A PEC 48 e outras propostas que visam abrir terras indígenas para atividades como o agronegócio, a mineração e o garimpo ilegal ameaçam diretamente essa proteção. Para as lideranças indígenas, a aprovação dessas medidas traria consequências irreversíveis não apenas para os povos originários, mas para toda a sociedade. A destruição de áreas de preservação levaria ao aumento dos eventos climáticos extremos, como secas e enchentes, impactando a vida de milhões de pessoas.

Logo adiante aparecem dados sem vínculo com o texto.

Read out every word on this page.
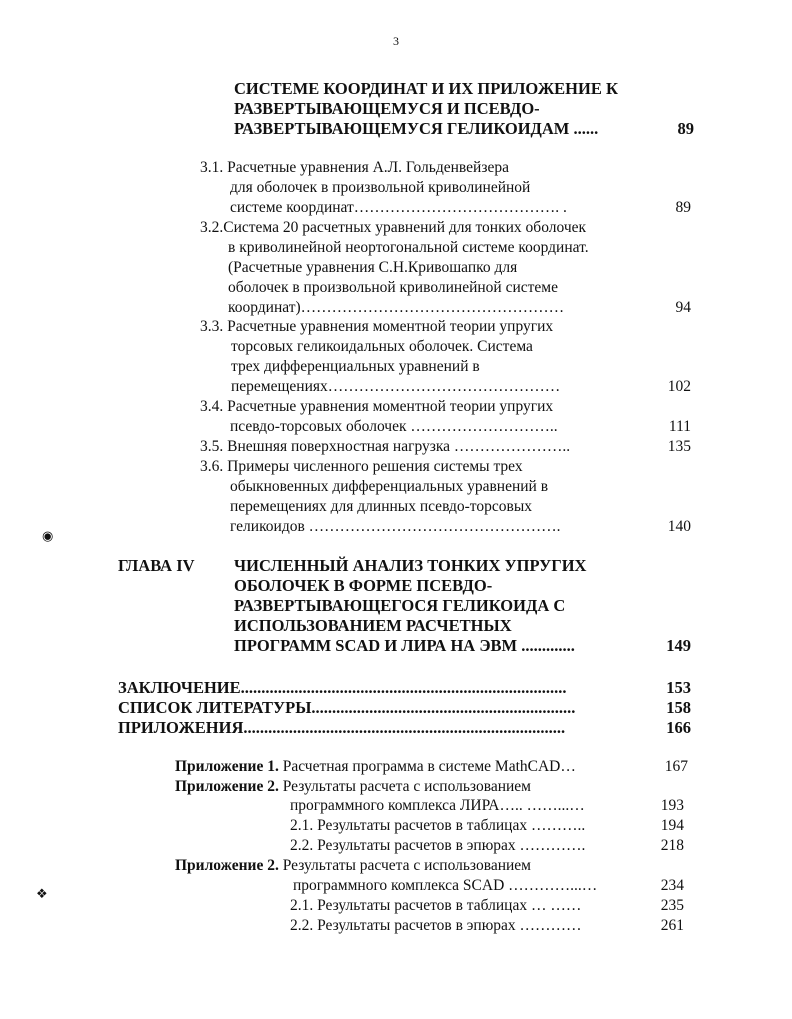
3
СИСТЕМЕ КООРДИНАТ И ИХ ПРИЛОЖЕНИЕ К
РАЗВЕРТЫВАЮЩЕМУСЯ И ПСЕВДО-
РАЗВЕРТЫВАЮЩЕМУСЯ ГЕЛИКОИДАМ ......	89
3.1. Расчетные уравнения А.Л. Гольденвейзера
для оболочек в произвольной криволинейной
системе координат…………………………………. .	89
3.2.Система 20 расчетных уравнений для тонких оболочек
в криволинейной неортогональной системе координат.
(Расчетные уравнения С.Н.Кривошапко для
оболочек в произвольной криволинейной системе
координат)……………………………………………	94
3.3. Расчетные уравнения моментной теории упругих
торсовых геликоидальных оболочек. Система
трех дифференциальных уравнений в
перемещениях………………………………………	102
3.4. Расчетные уравнения моментной теории упругих
псевдо-торсовых оболочек ………………………..	111
3.5. Внешняя поверхностная нагрузка …………………..	135
3.6. Примеры численного решения системы трех
обыкновенных дифференциальных уравнений в
перемещениях для длинных псевдо-торсовых
геликоидов ………………………………………….	140
◉
ГЛАВА IV ЧИСЛЕННЫЙ АНАЛИЗ ТОНКИХ УПРУГИХ
ОБОЛОЧЕК В ФОРМЕ ПСЕВДО-
РАЗВЕРТЫВАЮЩЕГОСЯ ГЕЛИКОИДА С
ИСПОЛЬЗОВАНИЕМ РАСЧЕТНЫХ
ПРОГРАММ SCAD И ЛИРА НА ЭВМ .............	149
ЗАКЛЮЧЕНИЕ...............................................................................	153
СПИСОК ЛИТЕРАТУРЫ................................................................	158
ПРИЛОЖЕНИЯ..............................................................................	166
Приложение 1. Расчетная программа в системе MathCAD…	167
Приложение 2. Результаты расчета с использованием
программного комплекса ЛИРА….. ……...…	193
2.1. Результаты расчетов в таблицах ………..	194
2.2. Результаты расчетов в эпюрах ………….	218
Приложение 2. Результаты расчета с использованием
программного комплекса SCAD …………...…	234
2.1. Результаты расчетов в таблицах … ……	235
2.2. Результаты расчетов в эпюрах …………	261
❖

A Mesa de Conciliação do STF, instituída pelo ministro Gilmar Mendes para discutir a Lei nº 14.701/2023, tornou-se um dos pontos mais controversos e criticados pelas lideranças indígenas. Desde o início, essa mesa foi vista com grande desconfiança, pois sua própria criação sugere que direitos indígenas, que são originários e inalienáveis, poderiam ser objeto de negociação. Para os povos indígenas, essa postura contradiz diretamente a decisão de 2023 do próprio STF, que já havia declarado inconstitucional a tese do marco temporal, reafirmando a garantia dos direitos indígenas conforme o artigo 231 da Constituição. No entanto, ao reabrir o debate sobre o marco temporal, a mesa gera insegurança jurídica, lançando dúvidas sobre a solidez das proteções legais conquistadas pelos povos originários.
A Articulação dos Povos Indígenas do Brasil (Apib), a principal organização de representação indígena, retirou-se das negociações como forma de protesto, apontando o desequilíbrio e a falta de legitimidade do processo. Para a Apib, a composição da mesa, dominada por representantes de interesses ruralistas que são maioria nas votações, compromete a equidade do processo e deslegitima qualquer tentativa de conciliação. Esse predomínio ruralista favorece pautas que buscam flexibilizar o uso das terras indígenas para fins econômicos, refletindo uma visão que privilegia interesses financeiros em detrimento da preservação dos direitos e da integridade dos territórios indígenas.
Além disso, a mesa propôs a indenização de invasores de terras indígenas não apenas pelas benfeitorias realizadas de boa fé, como prevê a legislação, mas também pela terra nua – algo que é considerado ilegal e viola os direitos constitucionais dos povos indígenas ao usufruto exclusivo de seus territórios. A proposta levanta uma questão preocupante: por que o Estado deveria remunerar invasores por terras que pertencem aos indígenas e cujas ocupações foram realizadas de forma irregular? Para as lideranças indígenas, essa indenização amplia o desrespeito aos direitos originários e legaliza o esbulho das terras tradicionais, recompensando ações que vão contra a Constituição.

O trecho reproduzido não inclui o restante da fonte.